O que está por traz da inquietação dos alunos?

Sabe quando você entra na sala de aula todo motivado depois de ter feito aquele planejamento incrível? Mil ideias geniais rondaram sua cabeça enquanto coordenava com outros professores. Produziram material, pensaram em todas as estratégias, todos os detalhes para a aula perfeita!

Chegando na sala você começa bem, os alunos estão envolvidos e motivados, mas logo começam a dar sinais de inquietação. A maioria parece já não estar mais interessada na sua proposta. Você chama a atenção de um aqui, de outro ali, mais um… Sente-se impaciente e irritado, a sua empolgação inicial já baixou em 50%. Mas você insiste, continua fazendo malabarismos para sustentar a atenção dos alunos.

Para concluir, propõe uma atividade na certeza de que o conteúdo, apesar dos contratempos, foi assimilado e só então, percebe que a grande maioria teve um baixo desempenho na atividade… sua frustação fica completa! Por fim, vai desabafar com seu colega e ele relata a aula incrível que ele deu, apresenta as atividades dos alunos dele, um sucesso!
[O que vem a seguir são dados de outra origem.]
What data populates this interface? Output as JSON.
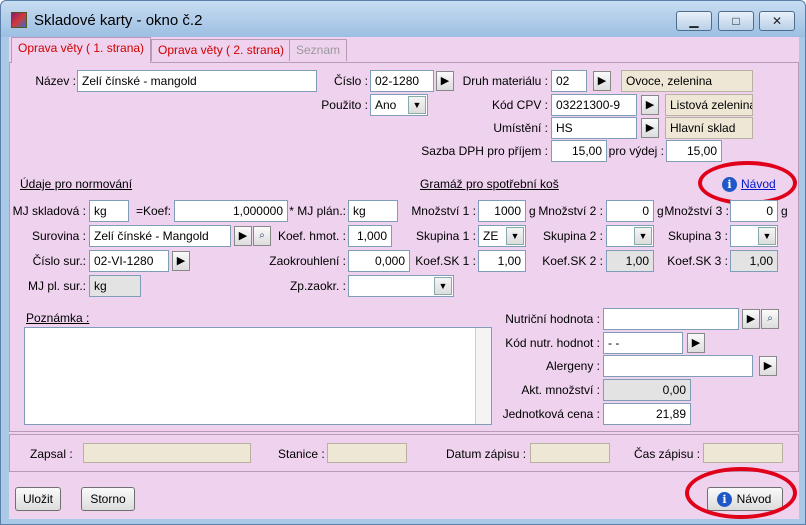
{
  "window": {
    "title": "Skladové karty - okno č.2",
    "minimize": "▁",
    "maximize": "□",
    "close": "✕"
  },
  "tabs": [
    {
      "label": "Oprava věty ( 1. strana)",
      "state": "active"
    },
    {
      "label": "Oprava věty ( 2. strana)",
      "state": "normal"
    },
    {
      "label": "Seznam",
      "state": "disabled"
    }
  ],
  "top": {
    "nazev_label": "Název :",
    "nazev_value": "Zelí čínské - mangold",
    "cislo_label": "Číslo :",
    "cislo_value": "02-1280",
    "druh_label": "Druh materiálu :",
    "druh_value": "02",
    "druh_name": "Ovoce, zelenina",
    "pouzito_label": "Použito :",
    "pouzito_value": "Ano",
    "cpv_label": "Kód CPV :",
    "cpv_value": "03221300-9",
    "cpv_name": "Listová zelenina",
    "umisteni_label": "Umístění :",
    "umisteni_value": "HS",
    "umisteni_name": "Hlavní sklad",
    "dph_label": "Sazba DPH pro příjem :",
    "dph_prijem": "15,00",
    "dph_vydej_label": "pro výdej :",
    "dph_vydej": "15,00"
  },
  "norm": {
    "section": "Údaje pro normování",
    "mj_skl_label": "MJ skladová :",
    "mj_skl_value": "kg",
    "koef_label": "=Koef:",
    "koef_value": "1,000000",
    "mj_plan_label": "* MJ plán.:",
    "mj_plan_value": "kg",
    "surovina_label": "Surovina :",
    "surovina_value": "Zelí čínské - Mangold",
    "koef_hmot_label": "Koef. hmot. :",
    "koef_hmot_value": "1,000",
    "cislo_sur_label": "Číslo sur.:",
    "cislo_sur_value": "02-VI-1280",
    "zaokr_label": "Zaokrouhlení :",
    "zaokr_value": "0,000",
    "mj_pl_sur_label": "MJ pl. sur.:",
    "mj_pl_sur_value": "kg",
    "zp_zaokr_label": "Zp.zaokr. :",
    "zp_zaokr_value": ""
  },
  "gramaz": {
    "section": "Gramáž pro spotřební koš",
    "navod": "Návod",
    "mnoz1_label": "Množství 1 :",
    "mnoz1_value": "1000",
    "mnoz1_unit": "g",
    "mnoz2_label": "Množství 2 :",
    "mnoz2_value": "0",
    "mnoz2_unit": "g",
    "mnoz3_label": "Množství 3 :",
    "mnoz3_value": "0",
    "mnoz3_unit": "g",
    "sk1_label": "Skupina 1 :",
    "sk1_value": "ZE",
    "sk2_label": "Skupina 2 :",
    "sk2_value": "",
    "sk3_label": "Skupina 3 :",
    "sk3_value": "",
    "ksk1_label": "Koef.SK 1 :",
    "ksk1_value": "1,00",
    "ksk2_label": "Koef.SK 2 :",
    "ksk2_value": "1,00",
    "ksk3_label": "Koef.SK 3 :",
    "ksk3_value": "1,00"
  },
  "notes": {
    "poznamka_label": "Poznámka :",
    "nutr_label": "Nutriční hodnota :",
    "nutr_value": "",
    "kod_nutr_label": "Kód nutr. hodnot :",
    "kod_nutr_value": "- -",
    "alergeny_label": "Alergeny :",
    "alergeny_value": "",
    "akt_label": "Akt. množství :",
    "akt_value": "0,00",
    "cena_label": "Jednotková cena :",
    "cena_value": "21,89"
  },
  "footer": {
    "zapsal_label": "Zapsal :",
    "zapsal_value": "",
    "stanice_label": "Stanice :",
    "stanice_value": "",
    "datum_label": "Datum zápisu :",
    "datum_value": "",
    "cas_label": "Čas zápisu :",
    "cas_value": ""
  },
  "buttons": {
    "ulozit": "Uložit",
    "storno": "Storno",
    "navod": "Návod"
  },
  "colors": {
    "panel": "#eed2ee",
    "highlight_ring": "#e0001a",
    "tab_text": "#d00000",
    "link": "#0018c8"
  }
}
Aí vem um peso. Uma vontade de desistir. Questionamentos como: “será que estou no lugar certo? Fazendo a coisa certa? Uma sensação de fracasso e de culpa. Você acredita que o problema está com você. Tenta identificar onde aconteceu a falha, mas fez tudo como manda o figurino, o que houve então?

Acontece, que dentro da sala de aula, existe um conteúdo sutil, que fica por traz de todas as aprendizagens e que precisamos olhar com mais cuidado. Muitas vezes a agitação de uma criança tem relação com um processo interno, um conflito pessoal, uma dor que ela não consegue expressar ou não tem espaço adequado para fazer isto.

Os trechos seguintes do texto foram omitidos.